С Людвигом Кареновичем Гезару мы познакомились двадцать два года назад, он тогда еще не был завкафедрой зарубежной литературы Педагогического коммерческого колледжа, а читал древнегреческий курс на филфаке *ГУ, куда я поступила после одиннадцати классов, успешно сдав экзамены. Импозантный красавец сорока с лишним лет, он тогда сразу же покорил сердца всех своих студенток, и мое в том числе. С той лишь разницей, что я была влюблена в его лекции и невероятное по своей остроте чувство юмора, а не во внешний вид. Да и как можно было не влюбиться, если он сыпал цитатами из Гомера (не Симпсона, если вдруг кто-то не понял), да так, что можно было животики надорвать.

Помню, лет семь назад довелось мне с ним сидеть в приемной комиссии. Год был не бей лежачего или, как говорит моя лучшая подруга Лизка, тупой и еще тупее. И вот в разгаре экзамена, когда очередной не наделенный разумом абитуриент уныло бубнил о том, как космические корабли бороздят просторы Большого Театра, пытаясь не зевать слишком громко,а Людвиг Каренович за соседней партой… Знаю, по правилам вся комиссия должна слушать одного человека, но у членов комиссий тоже есть семьи и личная жизнь, а поступающие об этом не думают, когда создают конкурс двадцать два человека на место)...

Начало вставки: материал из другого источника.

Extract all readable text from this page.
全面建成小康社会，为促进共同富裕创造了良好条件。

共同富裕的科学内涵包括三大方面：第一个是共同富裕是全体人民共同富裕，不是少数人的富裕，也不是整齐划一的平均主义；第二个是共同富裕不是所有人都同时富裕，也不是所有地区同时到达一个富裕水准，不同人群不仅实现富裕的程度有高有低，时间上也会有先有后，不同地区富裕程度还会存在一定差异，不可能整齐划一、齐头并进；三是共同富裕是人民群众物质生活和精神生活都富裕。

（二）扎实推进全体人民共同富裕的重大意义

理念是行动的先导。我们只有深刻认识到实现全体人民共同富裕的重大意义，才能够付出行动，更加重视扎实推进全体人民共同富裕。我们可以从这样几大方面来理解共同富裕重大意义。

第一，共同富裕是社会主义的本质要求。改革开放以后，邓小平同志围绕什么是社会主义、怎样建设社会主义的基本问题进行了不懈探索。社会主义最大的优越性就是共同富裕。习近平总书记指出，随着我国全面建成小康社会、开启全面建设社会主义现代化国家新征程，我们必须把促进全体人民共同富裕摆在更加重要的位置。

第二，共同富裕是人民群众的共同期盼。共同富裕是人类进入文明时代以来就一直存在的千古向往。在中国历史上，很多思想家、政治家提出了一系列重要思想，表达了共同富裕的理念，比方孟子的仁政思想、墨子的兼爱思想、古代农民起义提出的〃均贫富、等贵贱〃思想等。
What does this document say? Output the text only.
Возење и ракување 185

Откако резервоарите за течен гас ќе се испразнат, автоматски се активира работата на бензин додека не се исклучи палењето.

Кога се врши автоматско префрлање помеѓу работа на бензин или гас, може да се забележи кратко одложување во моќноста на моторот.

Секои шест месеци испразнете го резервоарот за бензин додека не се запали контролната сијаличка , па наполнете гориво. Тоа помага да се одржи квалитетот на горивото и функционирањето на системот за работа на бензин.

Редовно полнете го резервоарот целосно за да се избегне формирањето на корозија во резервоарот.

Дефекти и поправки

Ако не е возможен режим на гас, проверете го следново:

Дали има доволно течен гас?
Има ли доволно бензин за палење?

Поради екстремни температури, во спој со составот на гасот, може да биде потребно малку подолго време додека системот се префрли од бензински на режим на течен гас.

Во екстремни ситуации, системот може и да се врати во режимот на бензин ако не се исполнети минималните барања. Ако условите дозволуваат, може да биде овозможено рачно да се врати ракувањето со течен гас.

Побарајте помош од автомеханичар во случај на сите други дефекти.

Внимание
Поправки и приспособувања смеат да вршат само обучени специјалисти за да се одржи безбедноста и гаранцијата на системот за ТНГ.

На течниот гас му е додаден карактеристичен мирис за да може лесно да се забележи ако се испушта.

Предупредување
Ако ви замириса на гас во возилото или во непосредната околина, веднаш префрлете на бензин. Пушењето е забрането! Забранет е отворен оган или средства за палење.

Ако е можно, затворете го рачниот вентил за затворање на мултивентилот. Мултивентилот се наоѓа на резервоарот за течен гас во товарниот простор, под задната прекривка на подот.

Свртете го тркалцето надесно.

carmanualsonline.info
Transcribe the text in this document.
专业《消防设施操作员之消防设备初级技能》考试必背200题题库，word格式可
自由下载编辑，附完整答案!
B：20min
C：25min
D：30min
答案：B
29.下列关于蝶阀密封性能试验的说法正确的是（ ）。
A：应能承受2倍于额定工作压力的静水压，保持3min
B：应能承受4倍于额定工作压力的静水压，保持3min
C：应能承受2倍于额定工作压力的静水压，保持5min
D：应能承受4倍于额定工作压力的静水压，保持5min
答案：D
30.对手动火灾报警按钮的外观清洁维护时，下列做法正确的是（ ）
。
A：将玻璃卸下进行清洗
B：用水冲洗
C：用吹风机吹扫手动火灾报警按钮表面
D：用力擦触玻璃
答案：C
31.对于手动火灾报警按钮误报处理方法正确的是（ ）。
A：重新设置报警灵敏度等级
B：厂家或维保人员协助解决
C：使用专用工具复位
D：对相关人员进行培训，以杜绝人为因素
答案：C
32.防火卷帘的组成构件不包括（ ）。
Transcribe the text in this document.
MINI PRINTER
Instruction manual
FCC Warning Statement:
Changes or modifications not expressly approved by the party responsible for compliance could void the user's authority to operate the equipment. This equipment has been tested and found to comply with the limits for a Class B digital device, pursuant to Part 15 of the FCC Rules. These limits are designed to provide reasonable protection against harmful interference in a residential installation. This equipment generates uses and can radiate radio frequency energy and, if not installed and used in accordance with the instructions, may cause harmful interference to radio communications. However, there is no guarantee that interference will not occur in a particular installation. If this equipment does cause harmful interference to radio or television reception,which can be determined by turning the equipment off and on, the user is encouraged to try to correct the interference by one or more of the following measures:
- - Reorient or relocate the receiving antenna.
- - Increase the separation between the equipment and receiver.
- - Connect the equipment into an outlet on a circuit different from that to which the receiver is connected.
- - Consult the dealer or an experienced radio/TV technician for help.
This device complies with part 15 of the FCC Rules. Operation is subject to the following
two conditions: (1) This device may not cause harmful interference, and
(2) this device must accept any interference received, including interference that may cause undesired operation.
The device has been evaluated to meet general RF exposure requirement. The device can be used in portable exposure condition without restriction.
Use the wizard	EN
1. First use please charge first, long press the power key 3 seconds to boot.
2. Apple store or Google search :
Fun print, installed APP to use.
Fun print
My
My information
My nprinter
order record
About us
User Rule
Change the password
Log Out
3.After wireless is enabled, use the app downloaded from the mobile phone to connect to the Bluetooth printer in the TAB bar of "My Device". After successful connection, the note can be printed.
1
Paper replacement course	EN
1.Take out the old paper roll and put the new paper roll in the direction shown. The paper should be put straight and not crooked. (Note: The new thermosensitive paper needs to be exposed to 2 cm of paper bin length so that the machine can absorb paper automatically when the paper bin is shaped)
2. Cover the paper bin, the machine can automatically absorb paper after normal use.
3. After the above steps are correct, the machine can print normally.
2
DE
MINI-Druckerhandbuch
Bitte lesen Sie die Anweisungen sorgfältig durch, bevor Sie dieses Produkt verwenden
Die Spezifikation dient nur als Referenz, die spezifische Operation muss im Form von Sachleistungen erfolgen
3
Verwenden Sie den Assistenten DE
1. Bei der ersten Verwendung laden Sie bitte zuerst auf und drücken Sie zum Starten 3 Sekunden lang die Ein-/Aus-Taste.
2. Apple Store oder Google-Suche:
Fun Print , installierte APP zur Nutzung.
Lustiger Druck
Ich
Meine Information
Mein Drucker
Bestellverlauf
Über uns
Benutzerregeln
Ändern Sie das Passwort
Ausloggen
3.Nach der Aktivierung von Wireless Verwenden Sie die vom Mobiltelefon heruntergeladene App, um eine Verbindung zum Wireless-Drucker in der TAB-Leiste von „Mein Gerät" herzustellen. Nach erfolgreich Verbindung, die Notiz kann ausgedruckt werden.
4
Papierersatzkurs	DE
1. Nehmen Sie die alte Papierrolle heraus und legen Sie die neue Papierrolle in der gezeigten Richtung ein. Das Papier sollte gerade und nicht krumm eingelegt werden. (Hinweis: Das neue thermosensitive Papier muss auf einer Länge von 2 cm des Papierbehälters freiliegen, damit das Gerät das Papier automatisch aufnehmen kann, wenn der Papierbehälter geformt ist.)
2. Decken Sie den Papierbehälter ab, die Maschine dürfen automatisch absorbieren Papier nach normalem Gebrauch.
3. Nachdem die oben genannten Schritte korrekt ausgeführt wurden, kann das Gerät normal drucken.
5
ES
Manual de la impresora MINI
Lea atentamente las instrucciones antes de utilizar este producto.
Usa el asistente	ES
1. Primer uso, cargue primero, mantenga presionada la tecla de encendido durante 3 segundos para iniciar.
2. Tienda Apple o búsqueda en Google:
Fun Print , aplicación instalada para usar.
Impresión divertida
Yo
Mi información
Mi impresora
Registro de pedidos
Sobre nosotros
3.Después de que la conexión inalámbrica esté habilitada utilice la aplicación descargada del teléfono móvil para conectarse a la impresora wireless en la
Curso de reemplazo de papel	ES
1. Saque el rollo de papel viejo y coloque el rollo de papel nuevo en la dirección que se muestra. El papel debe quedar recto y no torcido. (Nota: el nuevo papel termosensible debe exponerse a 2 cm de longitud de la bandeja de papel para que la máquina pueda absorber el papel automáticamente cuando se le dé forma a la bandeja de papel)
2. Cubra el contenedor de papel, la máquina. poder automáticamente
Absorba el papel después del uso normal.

Итак, я, сцеживая зекви в рукав, слушаю об «Антоновских яблоках» Бунина и думаю о том, что с 1995 года, когда я впервые познакомилась с этим рассказом, он лучше не стал. Только тс-с-с-с-с! Никому ни слова. Человек, собирающийся защищать докторскую по русской литературе думать так просто не имеет права!

– Поставьте мне четверку, а? – вдруг сбившись с темы жалобно попросил мой поступающий и молитвенно сложил руки перед грудью. – Очень в армию не хочется...

И тут Людвиг Каренович как стукнет кулаком по столу (он, конечно, свой ответ слушал, но у профессора был такой стаж, что он легко мог бы принимать экзамен сразу у пяти человек и не пропустил бы ни слова)! Как нахмурит седые брови, да сверкнет черными очами, да зарычит жутким басом:

– Тщетно ты, пес, обнимаешь мне ноги и молишь родными! Сам я, коль слушал бы гнева, тебя растерзал бы на части, тело сырое твое пожирал бы я… – Мой в теории будущий студент с перепугу позеленел, а профессорский нормально. Только глаза выпучил и рот распахнул, но в принципе ничего, держался… Лишь выдохнул восторженно:

– Охренеть… А вы так по любому поводу цитату вставить можете?

Людвиг Каренович польщенно улыбнулся и, пробормотав:

– Минус четверть балла за «охренеть», но прогиб зачелся. Что там у нас дальше насчет порочной натуры мадам Бовари? – вернулся к приему экзамена.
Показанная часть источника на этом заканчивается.